In order to quantify the general model uncertainty, the Agresti-Coull confidence interval is then used. In practice any binomial proportion confidence interval could be used. In the example below, a one-sided upper 95% confidence interval is used. Following Wikipedia, Agresti–Coull interval, I calculate the interval as,
- The proportion of "bad" customers is calculated as, $$\hat{p}=\frac{2.000}{60.000}=0.0333\space (3.33\%)$$
- $$z_{\alpha}=z_{0.05}=z=1.65$$
- Given $X$ successes in $n$ trials, define $$\tilde{n}=n+z^{2}=60.000 +1.65^{2}=60002.72$$ and $$\tilde{p}=\frac{1}{\tilde{n}}(X+\frac{z^{2}}{2})=0.0333\space(3.34\%)$$
- The (one-sided) upper interval is then calculated as, $$UL_{AC,95}=\tilde{p}+z\sqrt{\frac{\tilde{p}}{\tilde{n}}(1-\tilde{p})}=0.0346\space(3.46\%)$$ Given the above we can then calculate the general model uncertainty as the ratio of the upper limit of the Agresti-Coull interval and the observed proportion of "bad" customers. $$MODUNC=\frac{0.0346}{0.0333}=1.0369$$ From the above, we conclude that the general model uncertainty is around 3.69%.
Discussion:
One of the arguments goes that because the logistic regression model is calibrated to the level of "bad" customers in the dataset (the $3.33\%$ above), then we can use a binomial proportion confidence interval to quantify some sort of model uncertainty.
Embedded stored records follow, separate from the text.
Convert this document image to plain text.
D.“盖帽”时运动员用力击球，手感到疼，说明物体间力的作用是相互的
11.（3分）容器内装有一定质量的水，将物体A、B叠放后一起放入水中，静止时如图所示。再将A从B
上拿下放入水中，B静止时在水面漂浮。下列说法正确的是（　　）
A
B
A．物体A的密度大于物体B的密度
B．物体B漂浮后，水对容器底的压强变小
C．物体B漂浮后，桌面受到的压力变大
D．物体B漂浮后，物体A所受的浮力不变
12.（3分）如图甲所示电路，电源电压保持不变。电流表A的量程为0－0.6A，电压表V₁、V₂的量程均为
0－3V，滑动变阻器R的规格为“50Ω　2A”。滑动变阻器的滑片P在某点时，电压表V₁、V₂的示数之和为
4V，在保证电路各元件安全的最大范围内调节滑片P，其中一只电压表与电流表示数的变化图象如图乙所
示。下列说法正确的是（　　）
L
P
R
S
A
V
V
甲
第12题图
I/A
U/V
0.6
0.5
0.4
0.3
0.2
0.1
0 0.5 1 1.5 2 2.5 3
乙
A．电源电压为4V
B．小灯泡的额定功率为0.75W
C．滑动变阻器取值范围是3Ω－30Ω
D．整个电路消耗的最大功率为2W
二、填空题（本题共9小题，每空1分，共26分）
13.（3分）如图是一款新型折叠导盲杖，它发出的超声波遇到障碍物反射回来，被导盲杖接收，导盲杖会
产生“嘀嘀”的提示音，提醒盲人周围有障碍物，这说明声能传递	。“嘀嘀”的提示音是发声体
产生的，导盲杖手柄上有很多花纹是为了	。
However, the above approach does not take into account the number of explanatory variables, estimation method etc. Since the above method does not take into account any of the actual modelling choices, but only information about the sample I cannot see the rationale behind it, except that the estimated probabilities from the logistic regression model will equal the "bad" proportion in the dataset.
Further, I believe that general model uncertainty, should rather reflect the confidence intervals around the estimated probabilites from the logistic regression model. This is also what textbooks and other questions/answers on CrossValidated say.
Questions:
- Is the above method valid to quantify general model uncertainty? I believe its wrong.
- If it is a valid method, could someone give me some references, or explanation on why it is valid?
- How would you quantify model uncertainty in a logistic regression model? Using the estimated probabilities and their confidence limits, or some other way? Could you give some references?